Análisis molecular y funcional de la proteína AtMBD4 de Arabidopsis thaliana

Abstract

MBD4 es una ADN glicosilasa que ha sido propuesta como un factor central para el mantenimiento de la integridad del genoma y las respuestas al daño del ADN. Existen pruebas de que en vertebrados participa en la reparación por escisión de bases, la reparación de apareamientos erróneos, el control del ciclo celular en respuesta a daños en el genoma y la desmetilación del ADN, lo que implicaría un posible papel en procesos de regulación epigenética. Sin embargo, se desconoce si en plantas existe alguna proteína que desempeñe funciones similares.

Mediante análisis bioinformático hemos identificado un gen de la planta modelo Arabidopsis thaliana (AtMBD4) que codifica un posible ortólogo de MBD4. Nuestro objetivo es determinar si la proteína AtMBD4 participa en la reparación de productos de desaminación de la 5-meC y/o C, en el proceso de desmetilación de ADN, o en algún otro mecanismo relacionado con la integridad del genoma y/o la regulación epigenética en plantas.

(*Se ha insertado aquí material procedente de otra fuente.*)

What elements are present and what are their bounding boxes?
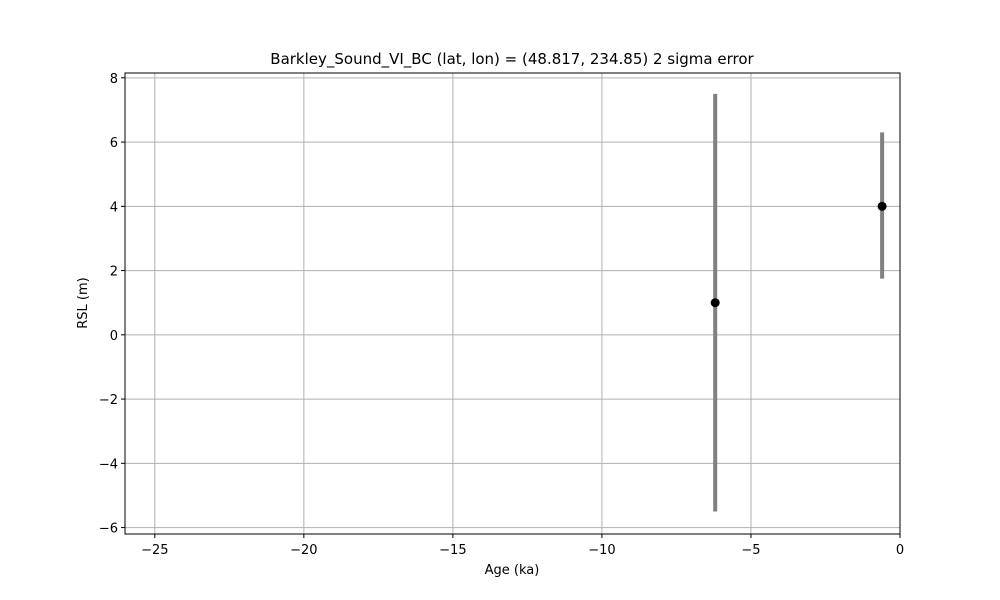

Para la caracterización in vitro de la actividad bioquímica de AtMBD4 se ha purificado la enzima en forma recombinante y se ha analizado su actividad catalítica sobre diferentes lesiones localizadas en diversos contextos de secuencia. Hemos confirmado que posee actividad ADN glicosilasa frente a timina, uracilo y diversos derivados halogenados de éste. Además, los resultados indican que AtMBD4 se une al sitio abásico que genera en el ADN tras la escisión de la base, lo que explicaría su baja tasa de recambio in vitro.

Paralelamente a su caracterización bioquímica, hemos comenzado a estudiar la función in vivo de esta enzima. Mediante RT-PCR y transformación de plantas con una construcción del gen GUS precedido del promotor de AtMBD4 hemos analizado los niveles de expresión en diferentes tejidos y etapas del desarrollo de Arabidopsis. Hemos observado que AtMBD4 se expresa en múltiples tejidos y a lo largo de todo el desarrollo de la planta, sugiriendo una función basal aún por determinar.

Asimismo, hemos identificado una línea de plantas mutantes (FLAG_249E06/_238F06) que presentan una inserción de ADN-T próxima a la región 3’ UTR de AtMBD4. Hemos comprobado por medio de RT-PCR que las plantas atmbd4^-/- tienen un nivel de expresión de AtMBD4 muy reducido a causa de esta inserción. Además, hemos realizado un análisis fenotípico de las plantas mutantes en comparación con las silvestres y se ha comenzado a estudiar su respuesta a la presencia de diferentes mutágenos en el medio de crecimiento.